On Tuesday, December 17, the transitional government of Sudan agreed to cease hostilities in the States of Blue Nile and South Kordofan, in a deal reached with the Malik Agar-led faction of the armed rebel group, the Sudan People’s Liberation Movement-North (SPLM-N). The government also agreed to open corridors for the delivery of humanitarian aid to the populations of the two States.
The development comes as a welcome step towards accomplishing one of the most important tasks set before the transitional government – to put an end to the civil war ongoing in the two States since 2011, which has left over 1,500 dead and more than 500,000 people displaced.
Sudan Tribune reported that as per the agreement, a joint committee will be set up to study the needs of the affected population, identify the crossing points and specify the corridors through which humanitarian aid can be delivered.
The signatories also agreed on mechanisms to monitor compliance with the ceasefire in the Blue Nile and South Kordofan, which are largely under the control of SPLM-N Agar faction.
General Mohamed Hamdan Dagalo, one of the government’s sovereignty council members appointed by the former military junta, signed the agreement with Malik Agar in South Sudan’s capital city of Juba, where the peace negotiations have been ongoing.
Present at the signing ceremony were other members of the sovereignty council and members of the Sudanese Revolutionary Front (SRF), which is a coalition of different armed rebel groups in the country, along with representatives from the African Union (AU) and the Declaration of Freedom and Change Forces (DFCF).
The DFCF is an umbrella organization of left and centrist opposition political parties which came together to represent the protest movement in Sudan which after months in the streets deposed the former dictator Omar al-Bashir. After al-Bashir was driven out they continued their struggle and forced the military junta, which had subsequently assumed power, to make way for a civilian-dominated transitional government.
The talks between the transitional government and the armed rebels were originally set to conclude by December 14. However, with considerable differences left to be resolved, the SRF and the transitional government agreed to extend the deadline to February 14, 2020.
As per the constitutional declaration of August 2019, the deadline for concluding the peace negotiations is February 21, 2020. The declaration specifically mandates the completion of the peace negotiations within six months of the establishment of the three-year long transitional government.
Malik Agar has expressed his confidence that the February 21 deadline will be met. However, agreement is still stuck on several substantial issues. For instance, the Agar faction of SPLM-N has demanded that all armed rebel factions be integrated into the Sudanese Armed Forces and intelligence services – a demand on which the transitional government is yet to specify a position.
The other key issue to be resolved with the armed groups is the demand of a secular state, a formal separation of state and religion. The previous government of Omar al-Bashir, who had come to power through a coup in 1989, had introduced Sharia law in the country, which was often used selectively to target political opponents.
While the transitional government which includes members appointed by the former military junta and the DFCF is in favor of separation, it claims that secularism must be affirmed as a principle only at the constitutional conference gathering which is expected to be held after the conclusion of the peace negotiations, and will include all political sections in Sudan, including the Islamists.
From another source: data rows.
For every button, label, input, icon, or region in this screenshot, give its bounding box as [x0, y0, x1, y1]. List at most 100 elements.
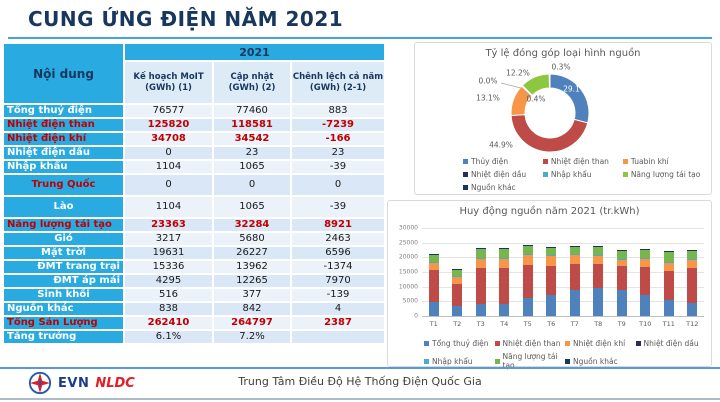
row-label: Tăng trưởng: [4, 331, 123, 343]
row-value: 34708: [125, 133, 212, 145]
row-label: Sinh khối: [4, 289, 123, 301]
row-value: -7239: [292, 119, 384, 131]
x-axis-line: [422, 316, 704, 317]
row-label: Lào: [4, 197, 123, 217]
row-value: 118581: [214, 119, 290, 131]
bar-segment: [663, 271, 674, 300]
bar-segment: [452, 305, 463, 316]
row-value: -39: [292, 161, 384, 173]
row-value: 5680: [214, 233, 290, 245]
x-axis-tick: T5: [523, 320, 532, 328]
bar-segment: [663, 251, 674, 262]
row-label: Nhiệt điện dầu: [4, 147, 123, 159]
y-axis-tick: 20000: [398, 253, 418, 261]
bar-segment: [499, 303, 510, 316]
row-label: Tổng thuỷ điện: [4, 105, 123, 117]
donut-value-label: 0.3%: [551, 62, 571, 72]
row-value: 1104: [125, 197, 212, 217]
x-axis-tick: T2: [453, 320, 462, 328]
table-row: Nhập khẩu 1104 1065 -39: [4, 161, 386, 173]
row-value: 838: [125, 303, 212, 315]
donut-value-label: 0.0%: [478, 76, 498, 86]
bar-segment: [569, 263, 580, 290]
legend-swatch-icon: [565, 341, 570, 346]
table-row: Gió 3217 5680 2463: [4, 233, 386, 245]
bar-legend-item: Nhiệt điện dầu: [635, 339, 707, 348]
logo-text-nldc: NLDC: [95, 375, 135, 391]
row-value: 262410: [125, 317, 212, 329]
table-row: Trung Quốc 0 0 0: [4, 175, 386, 195]
row-label: ĐMT áp mái: [4, 275, 123, 287]
y-axis-tick: 25000: [398, 239, 418, 247]
legend-label: Nguồn khác: [573, 356, 618, 366]
gridline: [422, 301, 704, 303]
row-value: 842: [214, 303, 290, 315]
table-row: Nhiệt điện khí 34708 34542 -166: [4, 133, 386, 145]
bar-segment: [546, 255, 557, 266]
row-label: Mặt trời: [4, 247, 123, 259]
legend-label: Nguồn khác: [471, 183, 516, 192]
x-axis-tick: T9: [617, 320, 626, 328]
donut-value-label: 0.4%: [526, 94, 546, 104]
evn-nldc-logo: EVN NLDC: [28, 371, 135, 395]
bar-legend-item: Nhiệt điện than: [494, 339, 566, 348]
bar-segment: [452, 283, 463, 306]
donut-value-label: 13.1%: [476, 93, 500, 103]
y-axis-tick: 15000: [398, 268, 418, 276]
bar-segment: [522, 298, 533, 316]
gridline: [422, 242, 704, 244]
footer-bottom-divider: [0, 398, 720, 400]
legend-swatch-icon: [635, 341, 641, 346]
legend-label: Thủy điện: [471, 157, 509, 166]
row-value: -1374: [292, 261, 384, 273]
row-value: 26227: [214, 247, 290, 259]
legend-swatch-icon: [494, 341, 500, 346]
legend-label: Nhập khẩu: [550, 170, 592, 179]
donut-legend-item: Nhiệt điện than: [542, 157, 623, 166]
row-value: 0: [214, 175, 290, 195]
table-body: Tổng thuỷ điện 76577 77460 883 Nhiệt điện th…: [4, 105, 386, 343]
label-leader-line: [500, 82, 522, 89]
bar-segment: [569, 245, 580, 255]
row-label: ĐMT trang trại: [4, 261, 123, 273]
row-value: 2387: [292, 317, 384, 329]
legend-swatch-icon: [424, 358, 429, 364]
bar-segment: [522, 264, 533, 299]
legend-swatch-icon: [424, 341, 429, 346]
bar-segment: [569, 289, 580, 316]
row-value: 516: [125, 289, 212, 301]
bar-segment: [475, 248, 486, 259]
donut-legend-item: Thủy điện: [463, 157, 543, 166]
logo-text-evn: EVN: [58, 375, 90, 391]
row-value: 23: [292, 147, 384, 159]
donut-value-label: 44.9%: [489, 140, 513, 150]
legend-label: Tổng thuỷ điện: [432, 339, 489, 348]
donut-slice-1: [549, 73, 590, 124]
table-row: Mặt trời 19631 26227 6596: [4, 247, 386, 259]
row-label: Năng lượng tái tạo: [4, 219, 123, 231]
bar-segment: [593, 255, 604, 265]
table-row: Lào 1104 1065 -39: [4, 197, 386, 217]
bar-segment: [593, 246, 604, 256]
gridline: [422, 286, 704, 288]
y-axis-tick: 10000: [398, 283, 418, 291]
bar-segment: [546, 265, 557, 296]
row-value: 76577: [125, 105, 212, 117]
bar-legend-item: Nhiệt điện khí: [565, 339, 636, 348]
legend-label: Năng lượng tái tạo: [502, 352, 558, 370]
table-col-header-diff: Chênh lệch cả năm (GWh) (2-1): [292, 62, 384, 103]
label-leader-line: [521, 90, 532, 97]
row-value: 883: [292, 105, 384, 117]
y-axis-tick: 5000: [402, 297, 418, 305]
row-value: -166: [292, 133, 384, 145]
bar-chart-card: Huy động nguồn năm 2021 (tr.kWh) 0 5000 10…: [387, 200, 712, 370]
row-value: 264797: [214, 317, 290, 329]
legend-swatch-icon: [463, 185, 468, 190]
table-row: Nhiệt điện dầu 0 23 23: [4, 147, 386, 159]
table-col-header-plan: Kế hoạch MoIT (GWh) (1): [125, 62, 212, 103]
row-value: 6.1%: [125, 331, 212, 343]
row-value: -39: [292, 197, 384, 217]
legend-label: Nhiệt điện than: [502, 339, 561, 348]
legend-label: Nhiệt điện dầu: [471, 170, 527, 179]
row-label: Gió: [4, 233, 123, 245]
The government claims that the affirming of secularism at such a constitutional conference will prevent the Islamists from later discarding the constitution.
SPLM-N Agar has agreed with the government’s position on this issue. However, the question of secularism has stalled negotiations with another SPLM-N faction led by Abdel Aziz al-Hilu who believe that secularism is one of the root causes of the conflict and therefore must be addressed in the peace talks.
El Jak Mahmoud, the spokesperson of the al-Hilu faction said in a statement on December 16, “The SPLM-N insists on negotiating all issues that constitute the root causes of the Sudanese problem without suspending or transferring any of them to the so-called constitutional conference as the realization of a just, comprehensive and sustainable peace is a strategic issue with an affordable bill that should be prioritized.”
The al-Hilu faction declared that if the transitional government agrees to the formal separation of state and religion without relegating the matter to the constitutional conference to be held sometime in the future, they are willing to drop the demand of right to self-determination as a principle which cannot be compromised on (the same demand which was the basis for their split from the SPLM-N). The demand will thus only remain as a negotiating point.
In the meantime, on the sidelines of the peace negotiations in Juba, on December 16, the heads of the two other armed factions which have been fighting in the civil war in the Darfur region, reached an agreement to coordinate their activities and eventually unify.
This agreement was signed by Minni Minnawi on behalf of his faction of Sudan Liberation Movement (SLM), and by Bakheit Dabajo on part of his faction of the Justice and Equality Movement (JEM).
The signatories said in a joint statement, “The two parties urge all the Sudanese armed and political forces to accelerate the pace to reach complete unity to achieve the slogan of the Revolution: Freedom, Peace and Justice.”